“修行”の要素は少年漫画につき物である。登場人物たちは師匠に稽古をつけてもらい、仲間たちと切磋琢磨し、ときに悩みながらどんどん強くなっていく。その過程が具体的に描かれるかどうかは作品によりけりだが、努力ないところに成果は生まれないというのは、基本的に現実でもフィクションでも同じだ。
そこで今回は、少年漫画に登場する修行シーンのなかから、特に筆者がワクワクしたものを紹介していく。前向きな気分になりたいときはぜひチェックしてみてほしい。
■水風船からゴムボールへ
ワクワクする修行と言われて1番に思い浮かぶのが、岸本斉史氏の漫画『NARUTO-ナルト-』で主人公・ナルトが螺旋丸を習得するため修行を積むシーン。螺旋丸は手のひらで乱回転・圧縮させたチャクラを敵にぶつけるというもので、“A級高等忍術”に指定されるほど習得が難しい。当然、修行も一筋縄ではいかなかった。
この修行には大きく分けて3つの段階があり、まずはチャクラコントロールだけで水風船を割ることから開始。これが終わると次は割る対象がゴムボールに。そして最終的に、水風船とゴムボールを割ったときの感覚を活かし、実際に螺旋丸を作っていくことになる。チャクラコントロールが苦手だったナルトは、はじめかなり苦労させられるものの、努力と試行錯誤の結果、この難しい忍術を習得するに至った。

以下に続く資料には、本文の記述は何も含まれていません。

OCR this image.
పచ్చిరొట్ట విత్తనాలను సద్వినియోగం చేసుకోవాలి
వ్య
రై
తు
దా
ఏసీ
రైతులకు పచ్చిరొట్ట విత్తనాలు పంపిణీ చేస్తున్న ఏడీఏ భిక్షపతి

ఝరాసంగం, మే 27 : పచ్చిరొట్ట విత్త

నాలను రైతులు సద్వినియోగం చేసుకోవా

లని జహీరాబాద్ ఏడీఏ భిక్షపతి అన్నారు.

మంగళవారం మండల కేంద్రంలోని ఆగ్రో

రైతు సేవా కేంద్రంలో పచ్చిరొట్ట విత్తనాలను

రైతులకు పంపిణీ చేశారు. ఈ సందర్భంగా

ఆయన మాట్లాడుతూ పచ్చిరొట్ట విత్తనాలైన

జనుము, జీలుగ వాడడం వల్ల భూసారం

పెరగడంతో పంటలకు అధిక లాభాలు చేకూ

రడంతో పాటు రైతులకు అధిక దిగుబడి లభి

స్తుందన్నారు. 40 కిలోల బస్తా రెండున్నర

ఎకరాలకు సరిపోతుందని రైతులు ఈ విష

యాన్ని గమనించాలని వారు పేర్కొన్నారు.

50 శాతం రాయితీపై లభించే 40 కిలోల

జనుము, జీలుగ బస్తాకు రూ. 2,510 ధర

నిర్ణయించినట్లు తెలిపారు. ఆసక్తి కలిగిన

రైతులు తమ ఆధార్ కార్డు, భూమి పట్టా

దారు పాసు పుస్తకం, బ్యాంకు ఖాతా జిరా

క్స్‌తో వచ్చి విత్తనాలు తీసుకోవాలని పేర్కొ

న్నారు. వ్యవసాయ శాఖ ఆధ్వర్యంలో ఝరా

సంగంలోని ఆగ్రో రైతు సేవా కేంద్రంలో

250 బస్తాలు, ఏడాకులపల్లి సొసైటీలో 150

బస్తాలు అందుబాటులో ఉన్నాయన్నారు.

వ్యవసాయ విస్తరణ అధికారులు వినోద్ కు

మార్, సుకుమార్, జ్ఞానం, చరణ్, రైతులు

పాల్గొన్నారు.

水風船やゴムボールといった身近なアイテムが使われているため、当時真似して“修行”をしてみた読者も多いのではないだろうか。大技習得のためのプロセスが具体的に描かれているのも、想像力を刺激されてワクワクする。またナルトが修行に励む一方、同時進行で本編が進められていくのにも、読者を飽きさせない工夫が感じられる。